The contrast in monetary policy dilemmas faced by two central banks couldn’t be sharper. For the US Federal Reserve, sustained growth and the unemployment rate falling to a seven-year low of 5.1 per cent last month would logically point to the need to start raising interest rates. It is quite the opposite for the RBI. A protracted investment slowdown and warnings by Chief Economic Advisor Arvind Subramanian last week about the Indian economy being closer to “deflation territory” would ordinarily call for a sharp cut in interest rates. But the dilemmas inherent in taking what should be common-sense decisions only underline that these aren’t ordinary times.

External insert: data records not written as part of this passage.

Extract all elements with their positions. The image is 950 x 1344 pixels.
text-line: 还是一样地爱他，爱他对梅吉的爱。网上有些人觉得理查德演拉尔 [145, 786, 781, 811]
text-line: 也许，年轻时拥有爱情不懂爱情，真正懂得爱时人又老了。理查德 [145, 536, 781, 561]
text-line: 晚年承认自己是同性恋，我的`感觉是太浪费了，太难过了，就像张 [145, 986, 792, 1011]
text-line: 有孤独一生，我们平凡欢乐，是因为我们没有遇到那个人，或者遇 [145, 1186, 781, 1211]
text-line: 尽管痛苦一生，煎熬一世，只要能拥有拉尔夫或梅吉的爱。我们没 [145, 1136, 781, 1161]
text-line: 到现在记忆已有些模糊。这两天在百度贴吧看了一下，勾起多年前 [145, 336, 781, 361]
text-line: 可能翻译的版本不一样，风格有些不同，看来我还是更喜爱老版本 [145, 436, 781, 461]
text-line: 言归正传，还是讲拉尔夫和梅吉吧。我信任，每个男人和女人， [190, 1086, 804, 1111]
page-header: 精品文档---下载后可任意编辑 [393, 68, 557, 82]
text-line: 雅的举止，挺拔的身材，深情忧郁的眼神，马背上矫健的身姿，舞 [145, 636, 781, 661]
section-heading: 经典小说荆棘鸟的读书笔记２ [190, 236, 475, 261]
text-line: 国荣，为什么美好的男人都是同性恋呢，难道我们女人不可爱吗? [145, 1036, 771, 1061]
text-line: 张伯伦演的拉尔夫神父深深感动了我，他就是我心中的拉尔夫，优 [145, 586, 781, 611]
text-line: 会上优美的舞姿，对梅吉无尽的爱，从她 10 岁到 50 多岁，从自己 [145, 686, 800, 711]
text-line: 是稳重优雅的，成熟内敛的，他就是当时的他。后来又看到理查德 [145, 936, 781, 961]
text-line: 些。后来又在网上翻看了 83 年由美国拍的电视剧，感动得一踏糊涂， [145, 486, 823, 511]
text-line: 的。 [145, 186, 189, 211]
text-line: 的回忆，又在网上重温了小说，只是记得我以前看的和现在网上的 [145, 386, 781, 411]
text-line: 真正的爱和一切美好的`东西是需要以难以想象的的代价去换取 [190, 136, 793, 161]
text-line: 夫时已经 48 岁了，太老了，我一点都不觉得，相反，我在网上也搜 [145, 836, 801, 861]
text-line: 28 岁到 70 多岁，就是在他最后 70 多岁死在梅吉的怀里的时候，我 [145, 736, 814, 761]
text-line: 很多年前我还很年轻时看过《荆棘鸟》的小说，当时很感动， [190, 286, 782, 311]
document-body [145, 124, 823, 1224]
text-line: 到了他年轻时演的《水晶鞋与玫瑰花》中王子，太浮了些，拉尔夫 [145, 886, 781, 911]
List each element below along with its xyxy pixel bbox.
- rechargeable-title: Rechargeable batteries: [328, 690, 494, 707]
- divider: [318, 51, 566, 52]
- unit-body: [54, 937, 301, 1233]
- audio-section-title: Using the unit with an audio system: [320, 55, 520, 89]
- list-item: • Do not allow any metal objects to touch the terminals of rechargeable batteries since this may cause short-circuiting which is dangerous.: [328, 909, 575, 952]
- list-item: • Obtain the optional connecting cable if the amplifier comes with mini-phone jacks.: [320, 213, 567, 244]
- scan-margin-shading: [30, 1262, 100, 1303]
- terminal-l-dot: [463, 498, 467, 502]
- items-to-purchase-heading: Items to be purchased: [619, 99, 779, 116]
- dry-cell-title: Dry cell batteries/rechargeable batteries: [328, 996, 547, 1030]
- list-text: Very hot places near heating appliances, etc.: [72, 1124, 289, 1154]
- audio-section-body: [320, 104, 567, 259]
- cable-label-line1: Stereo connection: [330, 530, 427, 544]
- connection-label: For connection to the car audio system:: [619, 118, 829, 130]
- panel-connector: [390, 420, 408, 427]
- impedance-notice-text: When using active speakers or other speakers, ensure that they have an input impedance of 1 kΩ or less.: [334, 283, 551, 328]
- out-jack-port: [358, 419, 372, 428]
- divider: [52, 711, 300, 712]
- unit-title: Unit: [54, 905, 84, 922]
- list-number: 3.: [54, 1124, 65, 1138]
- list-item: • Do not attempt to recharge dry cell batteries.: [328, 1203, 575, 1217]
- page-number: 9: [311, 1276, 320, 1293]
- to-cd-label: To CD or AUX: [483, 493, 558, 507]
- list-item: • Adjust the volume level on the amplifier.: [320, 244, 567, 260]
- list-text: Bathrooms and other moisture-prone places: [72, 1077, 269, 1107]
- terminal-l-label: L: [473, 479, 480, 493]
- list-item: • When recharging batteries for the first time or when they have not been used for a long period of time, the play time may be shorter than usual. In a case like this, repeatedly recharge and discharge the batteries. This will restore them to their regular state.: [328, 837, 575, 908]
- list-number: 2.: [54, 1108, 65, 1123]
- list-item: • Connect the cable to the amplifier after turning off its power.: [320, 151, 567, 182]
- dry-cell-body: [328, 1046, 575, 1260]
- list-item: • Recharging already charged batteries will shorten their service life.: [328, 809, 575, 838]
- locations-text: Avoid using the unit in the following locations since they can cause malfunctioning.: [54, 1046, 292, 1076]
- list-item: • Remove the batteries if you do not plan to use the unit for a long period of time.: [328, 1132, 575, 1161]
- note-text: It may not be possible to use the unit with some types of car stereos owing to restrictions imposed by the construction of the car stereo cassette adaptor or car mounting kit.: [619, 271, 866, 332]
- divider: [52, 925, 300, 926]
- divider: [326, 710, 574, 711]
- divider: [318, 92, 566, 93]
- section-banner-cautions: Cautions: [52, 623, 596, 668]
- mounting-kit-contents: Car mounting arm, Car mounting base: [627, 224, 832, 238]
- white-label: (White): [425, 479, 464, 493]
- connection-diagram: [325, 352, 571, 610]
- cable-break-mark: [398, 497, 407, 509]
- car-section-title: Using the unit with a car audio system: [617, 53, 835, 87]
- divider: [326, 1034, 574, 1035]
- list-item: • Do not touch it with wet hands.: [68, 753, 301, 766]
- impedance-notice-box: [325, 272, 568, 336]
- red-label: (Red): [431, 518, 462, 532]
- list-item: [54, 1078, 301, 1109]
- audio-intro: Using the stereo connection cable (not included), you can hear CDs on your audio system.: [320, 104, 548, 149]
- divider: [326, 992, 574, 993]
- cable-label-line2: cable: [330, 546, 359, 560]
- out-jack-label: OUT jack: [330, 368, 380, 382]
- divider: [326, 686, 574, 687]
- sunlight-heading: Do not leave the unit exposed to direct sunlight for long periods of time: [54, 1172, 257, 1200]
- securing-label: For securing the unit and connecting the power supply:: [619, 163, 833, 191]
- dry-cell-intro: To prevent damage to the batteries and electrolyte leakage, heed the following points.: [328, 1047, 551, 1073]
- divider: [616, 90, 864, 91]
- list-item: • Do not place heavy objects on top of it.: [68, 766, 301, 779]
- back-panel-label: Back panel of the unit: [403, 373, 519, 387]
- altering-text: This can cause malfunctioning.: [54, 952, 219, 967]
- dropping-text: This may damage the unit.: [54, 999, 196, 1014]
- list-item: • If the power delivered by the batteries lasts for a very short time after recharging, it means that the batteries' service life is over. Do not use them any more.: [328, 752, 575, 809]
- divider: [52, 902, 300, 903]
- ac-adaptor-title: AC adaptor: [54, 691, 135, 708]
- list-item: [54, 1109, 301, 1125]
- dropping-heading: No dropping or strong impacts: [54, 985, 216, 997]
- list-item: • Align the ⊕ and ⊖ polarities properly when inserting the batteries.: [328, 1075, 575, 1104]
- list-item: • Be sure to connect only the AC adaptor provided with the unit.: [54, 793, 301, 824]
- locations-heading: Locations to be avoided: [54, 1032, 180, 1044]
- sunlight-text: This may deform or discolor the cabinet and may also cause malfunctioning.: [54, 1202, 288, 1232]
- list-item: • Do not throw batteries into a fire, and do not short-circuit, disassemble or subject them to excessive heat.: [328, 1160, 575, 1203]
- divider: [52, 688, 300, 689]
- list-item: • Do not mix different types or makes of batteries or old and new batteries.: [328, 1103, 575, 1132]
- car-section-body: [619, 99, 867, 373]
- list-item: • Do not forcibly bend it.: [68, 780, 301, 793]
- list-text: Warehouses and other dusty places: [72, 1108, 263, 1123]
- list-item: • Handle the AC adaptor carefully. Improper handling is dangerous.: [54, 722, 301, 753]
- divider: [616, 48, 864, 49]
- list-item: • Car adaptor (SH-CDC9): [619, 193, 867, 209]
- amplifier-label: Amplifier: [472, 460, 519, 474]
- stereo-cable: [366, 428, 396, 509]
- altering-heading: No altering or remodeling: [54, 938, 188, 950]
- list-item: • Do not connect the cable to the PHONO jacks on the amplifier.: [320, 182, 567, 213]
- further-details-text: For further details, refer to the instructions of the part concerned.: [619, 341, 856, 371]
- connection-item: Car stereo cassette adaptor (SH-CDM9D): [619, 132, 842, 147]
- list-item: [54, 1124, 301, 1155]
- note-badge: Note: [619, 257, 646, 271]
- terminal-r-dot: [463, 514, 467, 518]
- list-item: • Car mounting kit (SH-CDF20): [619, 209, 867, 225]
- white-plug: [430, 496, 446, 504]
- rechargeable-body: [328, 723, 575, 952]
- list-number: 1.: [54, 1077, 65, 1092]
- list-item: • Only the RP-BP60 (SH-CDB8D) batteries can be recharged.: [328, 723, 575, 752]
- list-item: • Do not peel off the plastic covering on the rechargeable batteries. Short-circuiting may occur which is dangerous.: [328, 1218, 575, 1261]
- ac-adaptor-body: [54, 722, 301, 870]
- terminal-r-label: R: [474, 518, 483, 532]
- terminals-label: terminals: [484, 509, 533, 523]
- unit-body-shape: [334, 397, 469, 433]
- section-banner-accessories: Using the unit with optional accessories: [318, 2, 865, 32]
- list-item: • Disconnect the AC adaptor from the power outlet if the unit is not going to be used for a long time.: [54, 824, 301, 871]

Raising interest rates isn’t easy for the Fed when global median inflation is running below 2 per cent, while remaining below that targeted level even for the US. Can the US afford higher interest rates when much of the rest of the world is in deflation mode, and the central banks in Europe, China and Japan are looking at further monetary easing? The RBI can similarly point to the dangers of slashing interest rates now, when the monsoon has turned out to be deficient and its effects are already being felt in rising onion and pulses prices. Moreover, foreign institutional investors have, since July-end, pulled out some $3.25 billion from Indian equity and debt markets. Wouldn’t lowering interest rates trigger further outflows, more so in the event of the Fed opting to hike its funds rate for the first time since December 2008
On closer examination, though, there shouldn’t be any real monetary policy dilemma for the RBI. Whether or not the government’s GDP estimates capture it, the Indian economy is still sputtering and little or no worthwhile investment activity is happening. Even on inflation, the estimates based on the wholesale price index and the more accurate GDP deflator show them at near-flat or even negative levels. The problem is only because of the RBI being guided by consumer price or CPI inflation, which was 3.8 per cent in July and may well go up in the coming months on the back of a not-too-good kharif harvest. But the RBI needs to relook at relying solely on CPI inflation, especially when this index has very high weightage for food. Given the inherent volatility in food prices, there is a danger of losing sight of generalised deflationary pressures that the CPI may not adequately capture. In an overall deflationary situation — both globally and increasingly domestically — the RBI’s current monetary policy stance, if sustained, would only further hurt growth, which is not going to help the cause of attracting FII inflows either. Monetary policy isn’t science. It is more about judgement which, in today’s context, dictates a sharp lowering of rates.